VP: Serious breaches are the next step. It’s not included in the overall protocol deviation management process but if a sponsor has important protocol deviations which have a significant impact on the patient’s well-being and the scientific outcome, it might be assessed from the perspective of whether it is a serious breach. Some companies have a governance committee or an escalation committee, which will review if a serious breach occurs. I wouldn’t expect all those details to be included in the protocol deviation guidance, but I feel like the FDA should mention that important protocol deviations, depending on the volume and the scope, should be assessed for potentially being a serious breach. There is a reference in EMA guidance, but I have not seen FDA guidance on that.
AB: You mentioned it was nearly a decade ago that TransCelerate worked on the protocol deviation white paper. Why do you think it’s taken the FDA this long to bring official guidance out?
VP: That is a good question and I wish I had an answer. I think the FDA took quite some time to recognise the need. The general definition was included in ICH 3 and ICH 6, but that is, as I mentioned more of a definition. The trigger may have been that when the FDA received submissions from the sponsors, they realised how differently it’s handled by everyone. This puts a burden on the FDA because it has to process and oversee how sponsors are conducting clinical trials. In trials, patient protection is very important, and I believe that health authorities in general move very slowly. I’m sure they have had this guidance in mind for quite a while, but finally, we have something from them. It’s exciting.
AB: As sponsors are utilising more adaptive trial designs, how does this guidance help understand deviations in these trial designs?
VP: That’s a very challenging question because adaptive trial designs in their nature are very challenging because they change over the course of the trial. I think the key is thorough documentation and communication within cross-functional teams and documenting inspection readiness. Sponsors should have that storyboard, of what was changed when it was changed in the trial and what the impact of that will be and how it will be handled moving forward.

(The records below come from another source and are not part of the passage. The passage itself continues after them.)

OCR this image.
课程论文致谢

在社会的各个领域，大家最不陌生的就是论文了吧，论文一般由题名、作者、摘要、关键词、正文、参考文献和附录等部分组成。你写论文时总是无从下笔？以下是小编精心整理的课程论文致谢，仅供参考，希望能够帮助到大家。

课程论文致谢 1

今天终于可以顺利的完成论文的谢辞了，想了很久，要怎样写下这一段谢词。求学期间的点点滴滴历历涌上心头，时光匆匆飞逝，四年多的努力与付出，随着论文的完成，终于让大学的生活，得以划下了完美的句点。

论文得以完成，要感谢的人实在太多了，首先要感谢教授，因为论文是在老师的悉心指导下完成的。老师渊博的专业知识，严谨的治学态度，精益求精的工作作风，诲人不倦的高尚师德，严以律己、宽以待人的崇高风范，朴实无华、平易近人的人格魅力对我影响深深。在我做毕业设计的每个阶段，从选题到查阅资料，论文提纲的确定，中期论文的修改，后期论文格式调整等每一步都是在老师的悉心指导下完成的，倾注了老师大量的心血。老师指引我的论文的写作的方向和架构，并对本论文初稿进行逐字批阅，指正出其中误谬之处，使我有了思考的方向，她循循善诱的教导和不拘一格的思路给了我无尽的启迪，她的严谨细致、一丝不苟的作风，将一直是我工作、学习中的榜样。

AB: What next steps would you recommend for companies that are looking over this guidance and are planning new clinical trials?
VP: I think the typical challenge for adopting a new guidance is there will still be a certain level of ambiguity. Typically, the guidance we receive from the health authorities provides the framework, but they don’t give all the details of how it should be applied. When I reviewed this draft guidance from the FDA, I had hoped there would be an annexe or more examples to provide consistency to sponsors, but I still feel it’s a huge step by the FDA to provide us with this guidance.
The agency touched a lot on the integration of risk-based quality management so for some companies that still have low expertise in this space, that might still be a potential challenge for them in the adoption of this guidance. The important thing in my opinion with risk-based quality management is quality by design. It’s an intelligent way of preparing for issues in advance. A sponsor can look at the design and try to assess what the unnecessary risks and complexities are and whether they can be avoided which will reduce any future ambiguity while adding flexibility. The trial design is the chance to derisk the protocol and remove elements which are not necessary to reduce the workload. Because it’s part of the protocol, the clearer and less complex it is, the fewer unnecessary protocol deviations will occur.
With systems and metrics to measure these deviations, I question how a sponsor will oversee that. A sponsor’s capabilities and approach can vary. The current way protocol deviations are captured in the industry varies from Excel spreadsheets to robust outsourced systems, or in-house developed systems. A sponsor must make sure this guidance aligns with that process, so it supports the trial, and a sponsor can oversee the whole process, whether that process is outsourced or internal, or maybe hybrid. Ensuring that alignment is the responsibility of a sponsor.